Space ObServer was able to read through 18,501,765 files and 7,142,132 folders without taking up hardly any memory. I'm sure this is mostly due to the fact that it uses a SQL backend to store all of the data. It unfortunately the most expensive of all the products at $259.95 per server.

Attempted Solutions

During my research I tried several different solutions both pay and free. I kept a list of the products I tried below for everyone's information.

Free Software

  • JDiskReport - Stops at 10 million
  • WinDirStat - Stops at 10 million
  • SpaceMonger - Skipping due to mention of RAM storage
  • SpaceSniffer - Stops at unknown - crash

Pay Software

  • FolderSizes - Stops at 12 million (3 million folders)
  • TreeSize Professional - Skipping due to mention of RAM storage

Updates

Update #1: The server I am attempting to analyze has 2 GB of RAM and most products that I try seem to try and keep the file/folder information in memory. This tends to run out much too quickly with 18,501,765 files and 7,142,132 folders.

Update #2: Looks like the developers of WinDirStat got involved enough to tell us that it can compile under 64-bit. That gives it more memory to work with but I'm not sure if it's going to be enough unless they can persist to disk.


Assuming your OS is Windows...

Either way you slice it, tabulating millions of files is always going to take a long time and will be restricted by the I/O of the disk itself. I recommend TreeSize Professional. Or maybe SpaceObServer. You could give the freeware version of TreeSize a try as well.


Definitely try WinDirStat: it gives a fantastic visualization of disk use by depicting each file as a rectangle drawn to scale, color coded by file type. Click on any item in the visualization and you'll see it in the directory tree.

The standard 32-bit build is limited to 10 million files and 2 GB RAM usage, but the source code will build successfully as a 64-bit application. The fact that the server in question has only 2GB of RAM may be problematic in this specific case, but most servers with such large numbers of files will have much more RAM.

Edit #1: I regret to have discovered that, when tested on a 4TB volume containing millions of files, WinDirStat Portable crashed after indexing about 6.5 million files. It may not work for the original question if the drive contains 6+ million files.

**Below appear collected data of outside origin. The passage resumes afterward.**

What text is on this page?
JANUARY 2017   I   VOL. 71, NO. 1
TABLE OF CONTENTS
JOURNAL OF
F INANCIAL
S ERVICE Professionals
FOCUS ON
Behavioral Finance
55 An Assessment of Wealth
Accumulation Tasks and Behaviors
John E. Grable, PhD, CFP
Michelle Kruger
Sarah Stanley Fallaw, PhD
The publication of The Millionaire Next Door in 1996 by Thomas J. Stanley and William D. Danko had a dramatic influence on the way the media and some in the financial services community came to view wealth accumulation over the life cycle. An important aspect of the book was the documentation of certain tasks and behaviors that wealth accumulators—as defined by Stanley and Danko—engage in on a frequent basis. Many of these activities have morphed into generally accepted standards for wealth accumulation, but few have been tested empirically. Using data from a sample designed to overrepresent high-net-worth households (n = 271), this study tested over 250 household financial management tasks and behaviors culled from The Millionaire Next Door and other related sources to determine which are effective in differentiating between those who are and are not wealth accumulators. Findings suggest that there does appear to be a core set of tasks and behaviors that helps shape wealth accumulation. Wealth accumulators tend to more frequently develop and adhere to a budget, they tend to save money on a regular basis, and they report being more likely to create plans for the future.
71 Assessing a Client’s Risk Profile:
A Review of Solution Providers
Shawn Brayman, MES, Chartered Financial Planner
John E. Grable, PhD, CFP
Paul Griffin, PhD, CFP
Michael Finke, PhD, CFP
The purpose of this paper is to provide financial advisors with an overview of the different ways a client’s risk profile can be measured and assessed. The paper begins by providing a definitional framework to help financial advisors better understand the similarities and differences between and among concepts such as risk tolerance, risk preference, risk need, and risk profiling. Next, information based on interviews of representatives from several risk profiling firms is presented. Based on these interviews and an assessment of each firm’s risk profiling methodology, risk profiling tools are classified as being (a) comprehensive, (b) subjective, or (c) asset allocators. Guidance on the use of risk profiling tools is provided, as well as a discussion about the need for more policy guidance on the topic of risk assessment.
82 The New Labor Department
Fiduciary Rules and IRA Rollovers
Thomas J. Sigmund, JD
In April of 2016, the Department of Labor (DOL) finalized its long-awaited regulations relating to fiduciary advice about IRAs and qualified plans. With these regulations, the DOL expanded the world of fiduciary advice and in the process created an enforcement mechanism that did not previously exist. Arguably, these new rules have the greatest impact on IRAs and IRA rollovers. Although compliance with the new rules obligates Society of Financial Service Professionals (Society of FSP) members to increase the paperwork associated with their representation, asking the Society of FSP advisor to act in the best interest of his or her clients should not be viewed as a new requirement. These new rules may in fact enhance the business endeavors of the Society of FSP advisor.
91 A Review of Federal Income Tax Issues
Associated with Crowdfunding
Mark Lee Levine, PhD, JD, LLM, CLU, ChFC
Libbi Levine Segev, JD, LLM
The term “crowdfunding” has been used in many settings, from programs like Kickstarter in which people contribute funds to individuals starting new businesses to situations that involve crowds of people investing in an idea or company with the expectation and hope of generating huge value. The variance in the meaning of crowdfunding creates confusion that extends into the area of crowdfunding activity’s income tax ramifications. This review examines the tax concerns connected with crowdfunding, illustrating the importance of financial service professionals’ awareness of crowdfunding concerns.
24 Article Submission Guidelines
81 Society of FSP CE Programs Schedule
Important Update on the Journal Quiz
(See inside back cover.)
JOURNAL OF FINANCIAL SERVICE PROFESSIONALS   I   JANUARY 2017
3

Edit #2: Full version of WinDirStat crashes at 10 million files and 1.9GB used

Edit #3: I got in touch with the WinDirStat developers and: (1) they agree that this was caused by memory usage limitations of the x86 architecture, and (2) mentioned that it can be compiled as 64-bit without errors. More soon.

Edit #4: The test of a 64-bit build of WinDirStat was successful. In 44 minutes, it indexed 11.4 million files and consumed 2.7 GB of RAM.


I regularly use FolderSizes on several 1TB drives with several million files with no problems.


+1 for the TreeSize products, but...

Your sentence about "not cleaning enough space" makes me wonder: Could you have run out of NTFS MFT reserved space? If the filesystem grabs more MFT space than is initially allocated, it is not returned to regular filespace, and is not shown in defrag operations.

http://support.microsoft.com/kb/174619

"Volumes with a small number of relatively large files exhaust the unreserved space first, while volumes with a large number of relatively small files exhaust the MFT zone space first. In either case, fragmentation of the MFT starts to take place when one region or the other becomes full. If the unreserved space becomes full, space for user files and directories starts to be allocated from the MFT zone competing with the MFT for allocation. If the MFT zone becomes full, space for new MFT entries is allocated from the remainder of the disk, again competing with other files. "